DESCRIPTION OF SYMBOLS 1 ... Electron gun, 2 ... Converging lens, 3 ... Objective lens, 4 ... Projection lens, 5 ... Imaging lens system, 6 ... Imaging lens control circuit, 7 ... Central controller, 8 ... Sample, 9 ... Fluorescent plate, 10 …
Fluorescent plate drive mechanism, 11: imaging tube, 12: TV camera body, 13: image display device, 14: console

Claims (4)

[Claims] 1. An imaging lens system for projecting an electron beam transmitted through a sample onto an imaging section, and an image mode selection switching means for selectively switching the imaging lens system between an electron microscope image mode and a diffraction image mode. A fluorescent plate and an imaging unit selectively disposed on the electron beam path of the image forming unit; and an observation mode selection switching unit for selectively switching a fluorescent plate observation mode by the fluorescent plate and a television observation mode by the imaging unit. An electron microscope comprising: a safety mechanism in which selection of a diffraction image mode by the image mode selection means and selection of a television observation mode by the observation mode selection switching means are not performed at the same time. . 2. The safety mechanism according to claim 1, wherein when the television mode is previously selected by the observation mode selection switching means, the safety mechanism is prohibited from selecting the diffraction image mode later by the image mode selection switching means. Claim 1.

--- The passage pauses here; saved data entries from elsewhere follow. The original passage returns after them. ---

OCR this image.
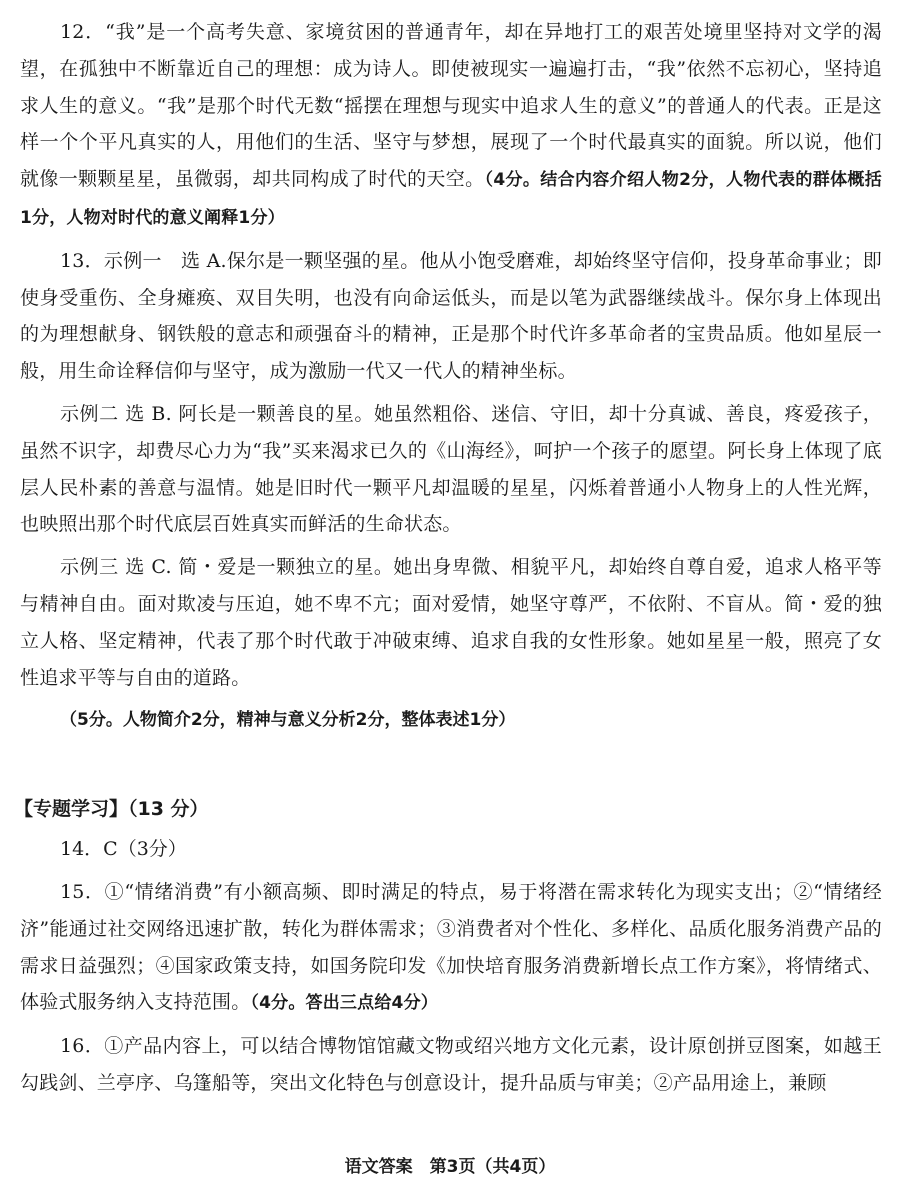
12．“我”是一个高考失意、家境贫困的普通青年，却在异地打工的艰苦处境里坚持对文学的渴望，在孤独中不断靠近自己的理想：成为诗人。即使被现实一遍遍打击，“我”依然不忘初心，坚持追求人生的意义。“我”是那个时代无数“摇摆在理想与现实中追求人生的意义”的普通人的代表。正是这样一个个平凡真实的人，用他们的生活、坚守与梦想，展现了一个时代最真实的面貌。所以说，他们就像一颗颗星星，虽微弱，却共同构成了时代的天空。（4分。结合内容介绍人物2分，人物代表的群体概括1分，人物对时代的意义阐释1分）

13．示例一　选 A.保尔是一颗坚强的星。他从小饱受磨难，却始终坚守信仰，投身革命事业；即使身受重伤、全身瘫痪、双目失明，也没有向命运低头，而是以笔为武器继续战斗。保尔身上体现出的为理想献身、钢铁般的意志和顽强奋斗的精神，正是那个时代许多革命者的宝贵品质。他如星辰一般，用生命诠释信仰与坚守，成为激励一代又一代人的精神坐标。

示例二 选 B. 阿长是一颗善良的星。她虽然粗俗、迷信、守旧，却十分真诚、善良，疼爱孩子，虽然不识字，却费尽心力为“我”买来渴求已久的《山海经》，呵护一个孩子的愿望。阿长身上体现了底层人民朴素的善意与温情。她是旧时代一颗平凡却温暖的星星，闪烁着普通小人物身上的人性光辉，也映照出那个时代底层百姓真实而鲜活的生命状态。

示例三 选 C. 简・爱是一颗独立的星。她出身卑微、相貌平凡，却始终自尊自爱，追求人格平等与精神自由。面对欺凌与压迫，她不卑不亢；面对爱情，她坚守尊严，不依附、不盲从。简・爱的独立人格、坚定精神，代表了那个时代敢于冲破束缚、追求自我的女性形象。她如星星一般，照亮了女性追求平等与自由的道路。

（5分。人物简介2分，精神与意义分析2分，整体表述1分）

【专题学习】（13 分）

14．C（3分）

15．①“情绪消费”有小额高频、即时满足的特点，易于将潜在需求转化为现实支出；②“情绪经济”能通过社交网络迅速扩散，转化为群体需求；③消费者对个性化、多样化、品质化服务消费产品的需求日益强烈；④国家政策支持，如国务院印发《加快培育服务消费新增长点工作方案》，将情绪式、体验式服务纳入支持范围。（4分。答出三点给4分）

16．①产品内容上，可以结合博物馆馆藏文物或绍兴地方文化元素，设计原创拼豆图案，如越王勾践剑、兰亭序、乌篷船等，突出文化特色与创意设计，提升品质与审美；②产品用途上，兼顾

语文答案　第3页（共4页）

Electron microscope as described. 3. The safety mechanism according to claim 1, wherein when the diffraction image mode is previously selected by the image mode selection switching means, the safety mechanism is prohibited from selecting the television observation mode later by the observation mode selection switching means. The electron microscope according to claim 1, wherein: 4. The electron microscope according to claim 1, wherein the safety mechanism operates when an acceleration voltage of the electron beam is equal to or higher than a predetermined value.